Correct Answer & Explanation

. Prostaglandin E2 (PGE2)


Explanation

The clinical scenario is a classic presentation of an osteoid osteoma: a small (<1.5 cm) radiolucent nidus surrounded by reactive sclerotic bone, causing intense, unrelenting night pain that is exquisitely sensitive to nonsteroidal anti-inflammatory drugs (NSAIDs). The nidus of an osteoid osteoma produces massive amounts of Prostaglandin E2 (PGE2) and prostacyclin (often 100 to 1000 times the level of normal bone), along with increased expression of cyclooxygenase-2 (COX-2). PGE2 mediates the intense pain and local vasodilation.

Question 2719

Topic: 10. Pathology and Oncology

A 15-year-old boy is diagnosed with conventional high-grade osteosarcoma of the distal femur. He undergoes neoadjuvant chemotherapy followed by wide surgical resection. Which of the following factors is considered the most significant prognostic indicator for long-term survival in this patient?
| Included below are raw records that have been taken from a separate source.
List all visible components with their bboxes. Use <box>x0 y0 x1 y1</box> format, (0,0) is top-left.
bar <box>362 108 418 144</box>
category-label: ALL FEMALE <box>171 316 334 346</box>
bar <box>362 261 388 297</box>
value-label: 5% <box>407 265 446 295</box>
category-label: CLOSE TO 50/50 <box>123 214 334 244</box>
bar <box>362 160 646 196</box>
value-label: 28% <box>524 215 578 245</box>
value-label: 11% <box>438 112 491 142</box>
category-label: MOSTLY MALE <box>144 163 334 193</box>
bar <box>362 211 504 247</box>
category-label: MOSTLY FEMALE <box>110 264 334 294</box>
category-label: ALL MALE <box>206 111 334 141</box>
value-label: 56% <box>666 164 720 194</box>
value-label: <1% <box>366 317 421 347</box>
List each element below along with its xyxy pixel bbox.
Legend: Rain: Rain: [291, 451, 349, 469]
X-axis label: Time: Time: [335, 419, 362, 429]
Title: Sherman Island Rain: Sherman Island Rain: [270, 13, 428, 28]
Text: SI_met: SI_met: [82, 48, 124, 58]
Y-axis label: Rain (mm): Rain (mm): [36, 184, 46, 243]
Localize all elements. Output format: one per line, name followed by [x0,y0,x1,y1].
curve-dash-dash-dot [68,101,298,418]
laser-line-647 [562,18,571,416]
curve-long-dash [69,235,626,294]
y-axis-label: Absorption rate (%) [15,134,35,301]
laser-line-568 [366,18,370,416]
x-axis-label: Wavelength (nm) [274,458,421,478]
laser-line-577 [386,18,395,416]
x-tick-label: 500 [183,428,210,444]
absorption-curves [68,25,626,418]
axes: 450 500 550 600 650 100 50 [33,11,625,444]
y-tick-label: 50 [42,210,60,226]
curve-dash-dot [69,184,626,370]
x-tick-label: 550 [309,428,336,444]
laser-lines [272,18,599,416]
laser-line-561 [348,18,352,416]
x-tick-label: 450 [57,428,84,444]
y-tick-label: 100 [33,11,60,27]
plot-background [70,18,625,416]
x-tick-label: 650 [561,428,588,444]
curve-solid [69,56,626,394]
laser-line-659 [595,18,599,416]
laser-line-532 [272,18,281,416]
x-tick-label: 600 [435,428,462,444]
. Tumor size at presentation
. Percentage of tumor necrosis following neoadjuvant chemotherapy
. Specific histologic subtype (osteoblastic vs. chondroblastic)
. Age of the patient at diagnosis
. Preoperative serum alkaline phosphatase level

Correct Answer & Explanation

. Percentage of tumor necrosis following neoadjuvant chemotherapy


Explanation

The most critical prognostic factor for overall survival in patients with localized high-grade osteosarcoma is the histologic response to neoadjuvant chemotherapy. This is defined by the percentage of tumor necrosis in the resected specimen. Greater than 90% necrosis (good responder) is associated with significantly better overall survival compared to less than 90% necrosis (poor responder).

Question 2720

Topic: 10. Pathology and Oncology

A 12-year-old boy presents with progressive mid-thigh pain and swelling. Radiographs show a permeative diaphyseal lesion with an 'onion-skin' periosteal reaction. Biopsy reveals uniform small round blue cells. Cytogenetic analysis of this tumor is most likely to show which of the following translocations?

. t(11;22)
. t(X;18)
. t(9;22)
. t(12;16)
. t(2;13)

Correct Answer & Explanation

. t(11;22)


Explanation

Ewing sarcoma is classically associated with the t(11;22)(q24;q12) chromosomal translocation, which results in the EWSR1-FLI1 fusion gene. t(X;18) is seen in synovial sarcoma; t(9;22) in myxoid chondrosarcoma; t(12;16) in myxoid liposarcoma; and t(2;13) in alveolar rhabdomyosarcoma.